Insights The Physics of Virtual Particles - Comments

[A. Neumaier]

I updated my Insight article by adding at the end a lot of factual information on vacuum fluctuations and related topics, based on the fairly precise definition of vacuum fluctuations on p.119 in the quantum field theory book by Itzykson and Zuber 1980.

 

[vanhees71]

To be pedantic: You write

According to the Born rule, the distribution of a quantum observable gives the probabilities for measuring values for the observable in independent, identical preparations of the system in identical states. Thus the presence of a Gaussian distribution means that the attempt to measure the electromagnetic field in the vacuum state cannot be done with arbitrary precision but has an inherent uncertainty.

I would write

According to the Born rule, the distribution of a quantum observable gives the probabilities for measuring values for the observable in independent, identical preparations of the system in identical states. Thus the presence of a Gaussian distribution means that the value of the electromagnetic field in the vacuum state is not determined with arbitrary precision but has an inherent uncertainty.

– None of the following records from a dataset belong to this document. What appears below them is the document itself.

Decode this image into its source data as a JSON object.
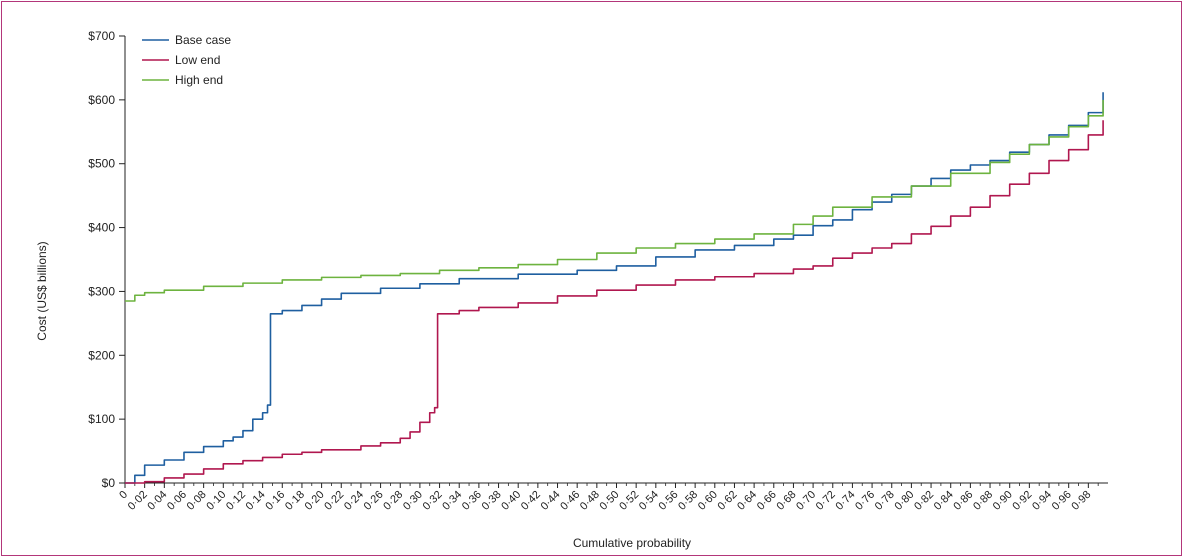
{
  "chart_data": {
    "type": "line",
    "xlabel": "Cumulative probability",
    "ylabel": "Cost (US$ billions)",
    "xlim": [
      0,
      1
    ],
    "ylim": [
      0,
      700
    ],
    "x_ticks": [
      "0",
      "0·02",
      "0·04",
      "0·06",
      "0·08",
      "0·10",
      "0·12",
      "0·14",
      "0·16",
      "0·18",
      "0·20",
      "0·22",
      "0·24",
      "0·26",
      "0·28",
      "0·30",
      "0·32",
      "0·34",
      "0·36",
      "0·38",
      "0·40",
      "0·42",
      "0·44",
      "0·46",
      "0·48",
      "0·50",
      "0·52",
      "0·54",
      "0·56",
      "0·58",
      "0·60",
      "0·62",
      "0·64",
      "0·66",
      "0·68",
      "0·70",
      "0·72",
      "0·74",
      "0·76",
      "0·78",
      "0·80",
      "0·82",
      "0·84",
      "0·86",
      "0·88",
      "0·90",
      "0·92",
      "0·94",
      "0·96",
      "0·98"
    ],
    "y_ticks": [
      {
        "value": 0,
        "label": "$0"
      },
      {
        "value": 100,
        "label": "$100"
      },
      {
        "value": 200,
        "label": "$200"
      },
      {
        "value": 300,
        "label": "$300"
      },
      {
        "value": 400,
        "label": "$400"
      },
      {
        "value": 500,
        "label": "$500"
      },
      {
        "value": 600,
        "label": "$600"
      },
      {
        "value": 700,
        "label": "$700"
      }
    ],
    "grid": false,
    "legend": "top-left",
    "series": [
      {
        "name": "Base case",
        "color": "#1f5fa0",
        "points": [
          [
            0,
            0
          ],
          [
            0.01,
            12
          ],
          [
            0.02,
            28
          ],
          [
            0.04,
            36
          ],
          [
            0.06,
            48
          ],
          [
            0.08,
            57
          ],
          [
            0.1,
            66
          ],
          [
            0.11,
            72
          ],
          [
            0.12,
            82
          ],
          [
            0.13,
            100
          ],
          [
            0.14,
            110
          ],
          [
            0.145,
            122
          ],
          [
            0.148,
            265
          ],
          [
            0.16,
            270
          ],
          [
            0.18,
            278
          ],
          [
            0.2,
            288
          ],
          [
            0.22,
            297
          ],
          [
            0.26,
            305
          ],
          [
            0.3,
            312
          ],
          [
            0.34,
            320
          ],
          [
            0.4,
            327
          ],
          [
            0.46,
            333
          ],
          [
            0.5,
            340
          ],
          [
            0.54,
            354
          ],
          [
            0.58,
            365
          ],
          [
            0.62,
            372
          ],
          [
            0.66,
            382
          ],
          [
            0.68,
            388
          ],
          [
            0.7,
            403
          ],
          [
            0.72,
            412
          ],
          [
            0.74,
            428
          ],
          [
            0.76,
            440
          ],
          [
            0.78,
            452
          ],
          [
            0.8,
            465
          ],
          [
            0.82,
            477
          ],
          [
            0.84,
            490
          ],
          [
            0.86,
            498
          ],
          [
            0.88,
            505
          ],
          [
            0.9,
            518
          ],
          [
            0.92,
            530
          ],
          [
            0.94,
            545
          ],
          [
            0.96,
            560
          ],
          [
            0.98,
            580
          ],
          [
            0.995,
            612
          ]
        ]
      },
      {
        "name": "Low end",
        "color": "#b0174f",
        "points": [
          [
            0,
            0
          ],
          [
            0.02,
            2
          ],
          [
            0.04,
            8
          ],
          [
            0.06,
            14
          ],
          [
            0.08,
            22
          ],
          [
            0.1,
            30
          ],
          [
            0.12,
            35
          ],
          [
            0.14,
            40
          ],
          [
            0.16,
            45
          ],
          [
            0.18,
            48
          ],
          [
            0.2,
            52
          ],
          [
            0.24,
            58
          ],
          [
            0.26,
            63
          ],
          [
            0.28,
            70
          ],
          [
            0.29,
            80
          ],
          [
            0.3,
            95
          ],
          [
            0.31,
            110
          ],
          [
            0.315,
            118
          ],
          [
            0.318,
            265
          ],
          [
            0.34,
            270
          ],
          [
            0.36,
            275
          ],
          [
            0.4,
            282
          ],
          [
            0.44,
            293
          ],
          [
            0.48,
            302
          ],
          [
            0.52,
            310
          ],
          [
            0.56,
            318
          ],
          [
            0.6,
            323
          ],
          [
            0.64,
            328
          ],
          [
            0.68,
            335
          ],
          [
            0.7,
            340
          ],
          [
            0.72,
            352
          ],
          [
            0.74,
            360
          ],
          [
            0.76,
            368
          ],
          [
            0.78,
            375
          ],
          [
            0.8,
            390
          ],
          [
            0.82,
            402
          ],
          [
            0.84,
            418
          ],
          [
            0.86,
            432
          ],
          [
            0.88,
            450
          ],
          [
            0.9,
            468
          ],
          [
            0.92,
            485
          ],
          [
            0.94,
            505
          ],
          [
            0.96,
            522
          ],
          [
            0.98,
            545
          ],
          [
            0.995,
            568
          ]
        ]
      },
      {
        "name": "High end",
        "color": "#6db33f",
        "points": [
          [
            0,
            285
          ],
          [
            0.01,
            294
          ],
          [
            0.02,
            298
          ],
          [
            0.04,
            302
          ],
          [
            0.08,
            308
          ],
          [
            0.12,
            313
          ],
          [
            0.16,
            318
          ],
          [
            0.2,
            322
          ],
          [
            0.24,
            325
          ],
          [
            0.28,
            328
          ],
          [
            0.32,
            333
          ],
          [
            0.36,
            337
          ],
          [
            0.4,
            342
          ],
          [
            0.44,
            350
          ],
          [
            0.48,
            360
          ],
          [
            0.52,
            368
          ],
          [
            0.56,
            375
          ],
          [
            0.6,
            382
          ],
          [
            0.64,
            390
          ],
          [
            0.68,
            405
          ],
          [
            0.7,
            418
          ],
          [
            0.72,
            432
          ],
          [
            0.76,
            448
          ],
          [
            0.8,
            465
          ],
          [
            0.84,
            485
          ],
          [
            0.88,
            502
          ],
          [
            0.9,
            515
          ],
          [
            0.92,
            530
          ],
          [
            0.94,
            542
          ],
          [
            0.96,
            558
          ],
          [
            0.98,
            575
          ],
          [
            0.995,
            600
          ]
        ]
      }
    ]
  }
}
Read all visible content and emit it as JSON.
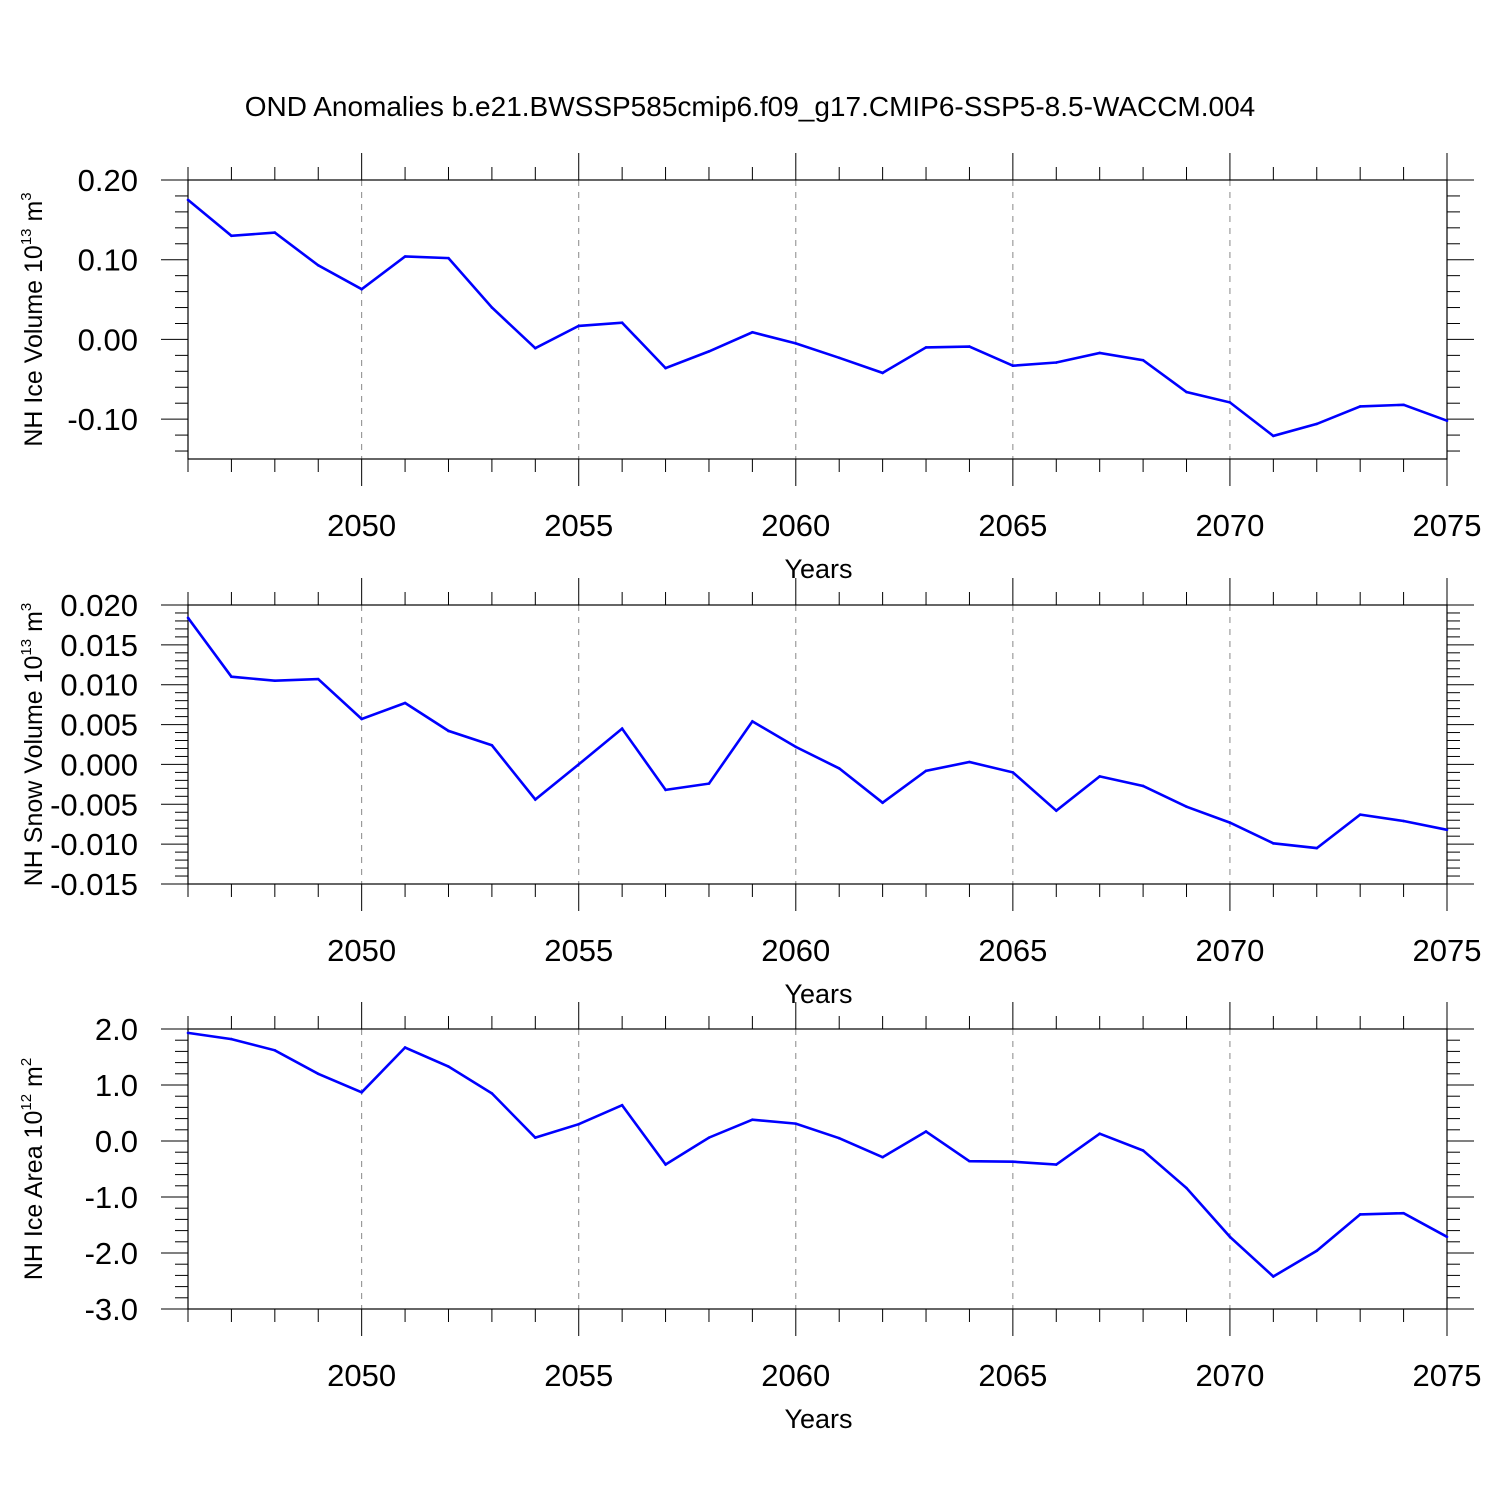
{
  "title": "OND Anomalies b.e21.BWSSP585cmip6.f09_g17.CMIP6-SSP5-8.5-WACCM.004",
  "colors": {
    "line": "#0000ff",
    "axis": "#000000",
    "grid": "#888888",
    "background": "#ffffff"
  },
  "chart_data": [
    {
      "type": "line",
      "title": "OND Anomalies b.e21.BWSSP585cmip6.f09_g17.CMIP6-SSP5-8.5-WACCM.004",
      "ylabel": {
        "prefix": "NH Ice Volume 10",
        "exponent": "13",
        "unit": " m",
        "unit_exponent": "3"
      },
      "xlabel": "Years",
      "xlim": [
        2046,
        2075
      ],
      "ylim": [
        -0.15,
        0.2
      ],
      "yticks": [
        0.2,
        0.1,
        0.0,
        -0.1
      ],
      "ytick_labels": [
        "0.20",
        "0.10",
        "0.00",
        "-0.10"
      ],
      "xticks": [
        2050,
        2055,
        2060,
        2065,
        2070,
        2075
      ],
      "xtick_labels": [
        "2050",
        "2055",
        "2060",
        "2065",
        "2070",
        "2075"
      ],
      "grid": "vertical dashed at major x ticks",
      "x": [
        2046,
        2047,
        2048,
        2049,
        2050,
        2051,
        2052,
        2053,
        2054,
        2055,
        2056,
        2057,
        2058,
        2059,
        2060,
        2061,
        2062,
        2063,
        2064,
        2065,
        2066,
        2067,
        2068,
        2069,
        2070,
        2071,
        2072,
        2073,
        2074,
        2075
      ],
      "values": [
        0.175,
        0.13,
        0.134,
        0.093,
        0.063,
        0.104,
        0.102,
        0.04,
        -0.011,
        0.017,
        0.021,
        -0.036,
        -0.015,
        0.009,
        -0.005,
        -0.023,
        -0.042,
        -0.01,
        -0.009,
        -0.033,
        -0.029,
        -0.017,
        -0.026,
        -0.066,
        -0.079,
        -0.121,
        -0.106,
        -0.084,
        -0.082,
        -0.102
      ]
    },
    {
      "type": "line",
      "ylabel": {
        "prefix": "NH Snow Volume 10",
        "exponent": "13",
        "unit": " m",
        "unit_exponent": "3"
      },
      "xlabel": "Years",
      "xlim": [
        2046,
        2075
      ],
      "ylim": [
        -0.015,
        0.02
      ],
      "yticks": [
        0.02,
        0.015,
        0.01,
        0.005,
        0.0,
        -0.005,
        -0.01,
        -0.015
      ],
      "ytick_labels": [
        "0.020",
        "0.015",
        "0.010",
        "0.005",
        "0.000",
        "-0.005",
        "-0.010",
        "-0.015"
      ],
      "xticks": [
        2050,
        2055,
        2060,
        2065,
        2070,
        2075
      ],
      "xtick_labels": [
        "2050",
        "2055",
        "2060",
        "2065",
        "2070",
        "2075"
      ],
      "grid": "vertical dashed at major x ticks",
      "x": [
        2046,
        2047,
        2048,
        2049,
        2050,
        2051,
        2052,
        2053,
        2054,
        2055,
        2056,
        2057,
        2058,
        2059,
        2060,
        2061,
        2062,
        2063,
        2064,
        2065,
        2066,
        2067,
        2068,
        2069,
        2070,
        2071,
        2072,
        2073,
        2074,
        2075
      ],
      "values": [
        0.0184,
        0.011,
        0.0105,
        0.0107,
        0.0057,
        0.0077,
        0.0042,
        0.0024,
        -0.0044,
        0.0,
        0.0045,
        -0.0032,
        -0.0024,
        0.0054,
        0.0022,
        -0.0005,
        -0.0048,
        -0.0008,
        0.0003,
        -0.001,
        -0.0058,
        -0.0015,
        -0.0027,
        -0.0053,
        -0.0073,
        -0.0099,
        -0.0105,
        -0.0063,
        -0.0071,
        -0.0082
      ]
    },
    {
      "type": "line",
      "ylabel": {
        "prefix": "NH Ice Area 10",
        "exponent": "12",
        "unit": " m",
        "unit_exponent": "2"
      },
      "xlabel": "Years",
      "xlim": [
        2046,
        2075
      ],
      "ylim": [
        -3.0,
        2.0
      ],
      "yticks": [
        2.0,
        1.0,
        0.0,
        -1.0,
        -2.0,
        -3.0
      ],
      "ytick_labels": [
        "2.0",
        "1.0",
        "0.0",
        "-1.0",
        "-2.0",
        "-3.0"
      ],
      "xticks": [
        2050,
        2055,
        2060,
        2065,
        2070,
        2075
      ],
      "xtick_labels": [
        "2050",
        "2055",
        "2060",
        "2065",
        "2070",
        "2075"
      ],
      "grid": "vertical dashed at major x ticks",
      "x": [
        2046,
        2047,
        2048,
        2049,
        2050,
        2051,
        2052,
        2053,
        2054,
        2055,
        2056,
        2057,
        2058,
        2059,
        2060,
        2061,
        2062,
        2063,
        2064,
        2065,
        2066,
        2067,
        2068,
        2069,
        2070,
        2071,
        2072,
        2073,
        2074,
        2075
      ],
      "values": [
        1.93,
        1.82,
        1.62,
        1.2,
        0.87,
        1.67,
        1.33,
        0.85,
        0.06,
        0.3,
        0.64,
        -0.42,
        0.06,
        0.38,
        0.31,
        0.05,
        -0.29,
        0.17,
        -0.36,
        -0.37,
        -0.42,
        0.13,
        -0.17,
        -0.84,
        -1.71,
        -2.42,
        -1.96,
        -1.31,
        -1.29,
        -1.71
      ]
    }
  ]
}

The fluctuations of observables are not due to the limitations of measurement accuracy but due to the state the system is prepared in. This is also often discussed in a misleading way in context of the usual uncertainty relation. Also in this case the uncertainty/fluctuations of observables are due to the impossibility to prepare the system in such a way that both incompatible observables have a determined value; it's not a limitation to the accuracy you can measure the one or the other observable.

 

[A. Neumaier]

According to the Born rule, the distribution of a quantum observable gives the probabilities for measuring values for the observable in independent, identical preparations of the system in identical states. Thus the presence of a Gaussian distribution means that the value of the electromagnetic field in the vacuum state is not determined with arbitrary precision but has an inherent uncertainty.

Yes, that's an improvement. I updated the page.